Schließlich steigt die Reaktionsfähigkeit auf unvorhergesehene Schwankungen in der Auftragslage deutlich, wenn mehrere Personen im Unternehmen dazu befähigt und darin geübt sind, Entscheidungen zu treffen.
Außerdem kann es sich lohnen, bei der Entwicklung neuer Produkte und Workflows, das im Handwerk übliche Top-Down-Prinzip an manchen Stellen zu hinterfragen. Denn auch der Input, den ein:e Auszubildende:r aus der Berufsschule mitbringt, kann beispielsweise die Produktivität oder Wirtschaftlichkeit eines Betriebes steigern. Und nur wenn die stimmt, bleibt genug Raum, die eigene Tradition zu bewahren und zu fördern.
Denken Sie beim Begriff New Work an Tischlerbetriebe oder Bäckereien? Auch im Handwerk werden längst agilere Arbeitsmodelle ausprobiert, um dem Auszubildenden- und Fachkräftemangel etwas entgegenzusetzen.
Quereinsteiger:innen mit New-Work-Erfahrung helfen bei der Bewahrung echter Handwerkstradition
Etwas mit den Händen zu erschaffen, erzeugt das Gefühl von Selbstwirksamkeit. Und genau das fehlt vielen Arbeitnehmenden in nicht-handwerklichen Berufen. Manchen fehlt es sogar so sehr, dass sie sich auf dem zweiten oder dritten Bildungsweg für eine Berufsausbildung in einem Traditionshandwerk entscheiden.
Weil sie oftmals bereits Erfahrung mit New-Work-Ansätzen mitbringen und sich aus voller Überzeugung und ohne Druck für ihr Handwerk entschieden haben, sind diese Menschen besonders wertvoll für die Aufrechterhaltung und Weiterentwicklung von Handwerkstradition.
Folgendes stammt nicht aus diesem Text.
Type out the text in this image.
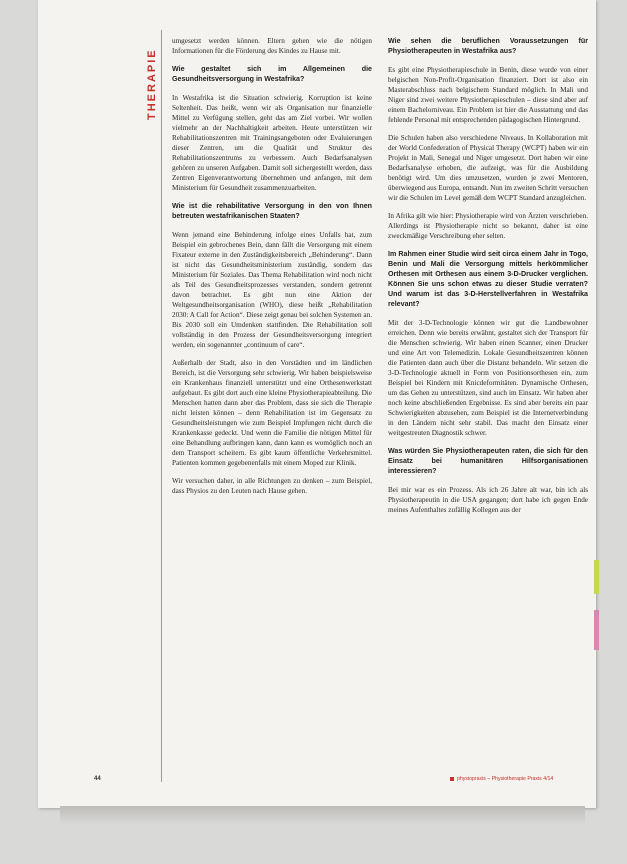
THERAPIE

umgesetzt werden können. Eltern gehen wie die nötigen Informationen für die Förderung des Kindes zu Hause mit.

Wie gestaltet sich im Allgemeinen die Gesundheitsversorgung in Westafrika?

In Westafrika ist die Situation schwierig. Korruption ist keine Seltenheit. Das heißt, wenn wir als Organisation nur finanzielle Mittel zu Verfügung stellen, geht das am Ziel vorbei. Wir wollen vielmehr an der Nachhaltigkeit arbeiten. Heute unterstützen wir Rehabilitationszentren mit Trainingsangeboten oder Evaluierungen dieser Zentren, um die Qualität und Struktur des Rehabilitationszentrums zu verbessern. Auch Bedarfsanalysen gehören zu unseren Aufgaben. Damit soll sichergestellt werden, dass Zentren Eigenverantwortung übernehmen und anfangen, mit dem Ministerium für Gesundheit zusammenzuarbeiten.

Wie ist die rehabilitative Versorgung in den von Ihnen betreuten westafrikanischen Staaten?

Wenn jemand eine Behinderung infolge eines Unfalls hat, zum Beispiel ein gebrochenes Bein, dann fällt die Versorgung mit einem Fixateur externe in den Zuständigkeitsbereich „Behinderung“. Dann ist nicht das Gesundheitsministerium zuständig, sondern das Ministerium für Soziales. Das Thema Rehabilitation wird noch nicht als Teil des Gesundheitsprozesses verstanden, sondern getrennt davon betrachtet. Es gibt nun eine Aktion der Weltgesundheitsorganisation (WHO), diese heißt „Rehabilitation 2030: A Call for Action“. Diese zeigt genau bei solchen Systemen an. Bis 2030 soll ein Umdenken stattfinden. Die Rehabilitation soll vollständig in den Prozess der Gesundheitsversorgung integriert werden, ein sogenannter „continuum of care“.

Außerhalb der Stadt, also in den Vorstädten und im ländlichen Bereich, ist die Versorgung sehr schwierig. Wir haben beispielsweise ein Krankenhaus finanziell unterstützt und eine Orthesenwerkstatt aufgebaut. Es gibt dort auch eine kleine Physiotherapieabteilung. Die Menschen hatten dann aber das Problem, dass sie sich die Therapie nicht leisten können – denn Rehabilitation ist im Gegensatz zu Gesundheitsleistungen wie zum Beispiel Impfungen nicht durch die Krankenkasse gedeckt. Und wenn die Familie die nötigen Mittel für eine Behandlung aufbringen kann, dann kann es womöglich noch an dem Transport scheitern. Es gibt kaum öffentliche Verkehrsmittel. Patienten kommen gegebenenfalls mit einem Moped zur Klinik.

Wir versuchen daher, in alle Richtungen zu denken – zum Beispiel, dass Physios zu den Leuten nach Hause gehen.

Wie sehen die beruflichen Voraussetzungen für Physiotherapeuten in Westafrika aus?

Es gibt eine Physiotherapieschule in Benin, diese wurde von einer belgischen Non-Profit-Organisation finanziert. Dort ist also ein Masterabschluss nach belgischem Standard möglich. In Mali und Niger sind zwei weitere Physiotherapieschulen – diese sind aber auf einem Bachelorniveau. Ein Problem ist hier die Ausstattung und das fehlende Personal mit entsprechenden pädagogischen Hintergrund.

Die Schulen haben also verschiedene Niveaus. In Kollaboration mit der World Confederation of Physical Therapy (WCPT) haben wir ein Projekt in Mali, Senegal und Niger umgesetzt. Dort haben wir eine Bedarfsanalyse erhoben, die aufzeigt, was für die Ausbildung benötigt wird. Um dies umzusetzen, wurden je zwei Mentoren, überwiegend aus Europa, entsandt. Nun im zweiten Schritt versuchen wir die Schulen im Level gemäß dem WCPT Standard anzugleichen.

In Afrika gilt wie hier: Physiotherapie wird von Ärzten verschrieben. Allerdings ist Physiotherapie nicht so bekannt, daher ist eine zweckmäßige Verschreibung eher selten.

Im Rahmen einer Studie wird seit circa einem Jahr in Togo, Benin und Mali die Versorgung mittels herkömmlicher Orthesen mit Orthesen aus einem 3-D-Drucker verglichen. Können Sie uns schon etwas zu dieser Studie verraten? Und warum ist das 3-D-Herstellverfahren in Westafrika relevant?

Mit der 3-D-Technologie können wir gut die Landbewohner erreichen. Denn wie bereits erwähnt, gestaltet sich der Transport für die Menschen schwierig. Wir haben einen Scanner, einen Drucker und eine Art von Telemedizin. Lokale Gesundheitszentren können die Patienten dann auch über die Distanz behandeln. Wir setzen die 3-D-Technologie aktuell in Form von Positionsorthesen ein, zum Beispiel bei Kindern mit Knicdeformitäten. Dynamische Orthesen, um das Gehen zu unterstützen, sind auch im Einsatz. Wir haben aber noch keine abschließenden Ergebnisse. Es sind aber bereits ein paar Schwierigkeiten abzusehen, zum Beispiel ist die Internetverbindung in den Ländern nicht sehr stabil. Das macht den Einsatz einer weitgestreuten Diagnostik schwer.

Was würden Sie Physiotherapeuten raten, die sich für den Einsatz bei humanitären Hilfsorganisationen interessieren?

Bei mir war es ein Prozess. Als ich 26 Jahre alt war, bin ich als Physiotherapeutin in die USA gegangen; dort habe ich gegen Ende meines Aufenthaltes zufällig Kollegen aus der

44	physiopraxis – Physiotherapie Praxis 4/14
Auch wenn manchen Meister:innen die Vorstellung befremdlich erscheinen mag, dass die neuen Auszubildenden bereits älter als sie selbst sind, ist diese Form gelebter Altersdiversität eine große Chance. Denn so können offene Ausbildungsplätze im Handwerk wieder besetzt und Betriebe dauerhaft fit für die Zukunft gemacht werden.
New Work im Handwerk – das Wichtigste auf einen Blick
Auch wenn im Handwerk nicht jede New-Work-Methode anwendbar ist, entstehen durch mehr agilere Strukturen und Arbeitsweisen viele Vorteile:
- Beim Werben um Fachkräfte differenzieren sich New-Work-Handwerksbetriebe von der Konkurrenz.
- Neue Methoden schaffen neue Denkweisen und damit bessere Reaktionsfähigkeit auf Unvorhergesehenes.
- New Work macht Betriebe interessant für ältere Quereinsteiger:innen, die offene Ausbildungsplätze wieder besetzen.